Tiffan Schmidt, Author of Send me a Sign (2012)
Books and Babies and BIRTHDAYS
It’s my birthday today (cupcakes for everyone!). I officially turned 32 at some early o’clock.
But I want to write about my 30th birthday—and since it’s MY day, you should let me. Or, rather, I want to write about the months leading up to my 30th birthday.
Here’s a fact about me: I like plans. I make lists.*
I had a list entitled: THINGS TO ACCOMPLISH BEFORE 30.
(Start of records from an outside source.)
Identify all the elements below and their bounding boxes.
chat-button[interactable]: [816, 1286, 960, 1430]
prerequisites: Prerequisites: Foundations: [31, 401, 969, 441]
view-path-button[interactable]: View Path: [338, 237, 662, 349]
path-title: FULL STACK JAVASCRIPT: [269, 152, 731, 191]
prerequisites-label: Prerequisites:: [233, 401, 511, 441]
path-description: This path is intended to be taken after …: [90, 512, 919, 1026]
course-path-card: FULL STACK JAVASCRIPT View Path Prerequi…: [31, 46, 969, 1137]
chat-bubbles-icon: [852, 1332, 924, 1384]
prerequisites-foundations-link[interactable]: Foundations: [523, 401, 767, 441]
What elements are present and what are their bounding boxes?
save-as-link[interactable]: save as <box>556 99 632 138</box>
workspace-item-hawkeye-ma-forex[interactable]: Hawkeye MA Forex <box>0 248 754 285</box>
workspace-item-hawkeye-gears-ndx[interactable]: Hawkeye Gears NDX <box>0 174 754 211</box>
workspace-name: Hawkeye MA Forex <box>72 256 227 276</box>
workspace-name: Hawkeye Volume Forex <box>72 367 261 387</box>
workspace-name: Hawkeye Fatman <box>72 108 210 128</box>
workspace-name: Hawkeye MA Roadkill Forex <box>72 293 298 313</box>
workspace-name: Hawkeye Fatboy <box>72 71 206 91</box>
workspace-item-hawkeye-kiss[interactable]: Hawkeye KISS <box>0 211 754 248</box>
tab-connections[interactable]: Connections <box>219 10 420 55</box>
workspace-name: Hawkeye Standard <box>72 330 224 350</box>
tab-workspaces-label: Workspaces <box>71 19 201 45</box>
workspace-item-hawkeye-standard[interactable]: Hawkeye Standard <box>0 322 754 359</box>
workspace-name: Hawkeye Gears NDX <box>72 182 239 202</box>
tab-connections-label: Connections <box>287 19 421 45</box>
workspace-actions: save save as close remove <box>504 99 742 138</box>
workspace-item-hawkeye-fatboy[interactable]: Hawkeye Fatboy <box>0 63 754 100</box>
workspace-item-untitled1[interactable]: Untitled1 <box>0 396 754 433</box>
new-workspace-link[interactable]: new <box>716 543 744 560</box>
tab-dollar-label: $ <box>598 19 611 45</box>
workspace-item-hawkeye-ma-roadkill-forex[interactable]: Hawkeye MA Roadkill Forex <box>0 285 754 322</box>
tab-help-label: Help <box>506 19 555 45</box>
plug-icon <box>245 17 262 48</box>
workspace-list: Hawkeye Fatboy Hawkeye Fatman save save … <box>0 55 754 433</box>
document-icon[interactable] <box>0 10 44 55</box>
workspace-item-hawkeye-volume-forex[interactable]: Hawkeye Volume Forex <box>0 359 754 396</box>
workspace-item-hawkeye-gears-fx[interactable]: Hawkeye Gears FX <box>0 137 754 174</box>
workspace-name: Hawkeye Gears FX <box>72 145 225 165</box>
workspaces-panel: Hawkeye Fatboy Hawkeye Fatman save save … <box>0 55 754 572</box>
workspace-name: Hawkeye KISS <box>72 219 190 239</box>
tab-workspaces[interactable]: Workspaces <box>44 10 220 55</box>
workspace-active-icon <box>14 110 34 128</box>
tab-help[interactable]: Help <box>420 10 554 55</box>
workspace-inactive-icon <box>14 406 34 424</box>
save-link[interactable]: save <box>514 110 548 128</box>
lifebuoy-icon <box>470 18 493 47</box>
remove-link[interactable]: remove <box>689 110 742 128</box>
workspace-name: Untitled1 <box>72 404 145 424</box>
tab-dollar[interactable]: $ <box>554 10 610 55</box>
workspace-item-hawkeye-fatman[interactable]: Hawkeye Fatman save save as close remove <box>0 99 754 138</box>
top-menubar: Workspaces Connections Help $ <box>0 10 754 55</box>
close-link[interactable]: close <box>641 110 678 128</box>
It was a list I made sometime after college and before the big three-oh. It was full of gems like:
Learn to speak Italian—*brushes dust off Rosetta Stone software*
Run a marathon — *thinks fondly of the six months I spent in PT*
Buy a house —*Oh, this one we DID do! Remind me to send in my mortgage check*
But there were two incomplete items that broke my heart. They were the first things on the list:
1) Have children!
2) Publish first novel!
Neither of these is an over-night accomplishment. Since I’d paid attention in middle school health class, nine months before September 10, 2010, I was pretty darn sure that the first one wasn’t going to happen. I was feeling bleak about the second one too.
In that fun way that my mind works, I began to fixate on these two things: Books & Babies. Books & Babies. My thoughts bounced between the two topics like some horribly depressing game of ping-pong.
I convinced myself that if I didn’t meet my deadline for the dreams, they were never going to happen. I let myself feel that I’d failed. That I was a failure. And since I was about to turn THIRTY! I started to believe that I was about to be an OLD failure.**
It was STUPID. I fully admit this. *** My ability to write wasn’t going to evaporate when the digit at the front of my age changed from two to three, and neither was my ability to be a mother. I’d made the deadlines for my dreams, and I could change them.
So I did. *Feel free to cue triumphant music or mentally insert some .gif of great-achievement using your preferred Olympian*
I still wanted books & babies—that was never going to change—but I eliminated the expiration date. They became LIFE goals. The only deadline was the ultimate DEADline.
And on my thirtieth birthday I blew out my candles without even a thought to my long-lost list.
It’s possible the wish I made had something to do with SEND ME A SIGN, which was about to go on sub—and would sell that spring when I was 30 and a half. And that will FINALLY be in bookstores in three weeks!**** But I might be wrong. It’s probably more likely that my candle-wish had something to do with my five-months gigantic twin belly and for a safe arrival of The Schmidtlets who are currently tearing around my house like the wild 22-month-old imps they are.
Today’s lesson: Don’t give your dreams a deadline.
Also, cake is delicious… and frosting is surprisingly difficult to remove from a dog’s fur. (Thank you, Schmidtlets!)
* I like to pretend my chaos is CONTROLLED chaos. Plans & lists help with this illusion.
**Thirty is not old. Neither is 32. I’ll let you know when I reach OLD, but I don’t expect it to happen for a good long time.
*** Hello, Hindsight! Lookin’ good!
****Actually, three weeks & one day… Yes, I HAVE had a countdown on my wall for the past few months.
Send Me a Sign Blurb
Mia’s used to being the perfect teenager: pretty, popular, smart, caring. But that was before she was diagnosed with leukemia. Now, her father has become Captain Cancer Facts and her mother is obsessed with maintaining Mia’s image. Her maybe-more-than-a-friend, Gyver, is judging her decision not to tell the other cheerleaders that she’s sick. Her life’s about to change and she’s terrified by the loss of control.
Mia’s always been superstitious, but as her body starts to feel like it belongs less to her and more to the doctors and their needles, she becomes irrationally dependent on horoscopes, fortune cookies, and good luck charms. As chemotherapy replaces cheerleading and platelets replace parties, Mia just wants normal back. But despite searching for clues in everything from songs on the radio to her Magic 8 Ball, her future is coming up Outlook not so good.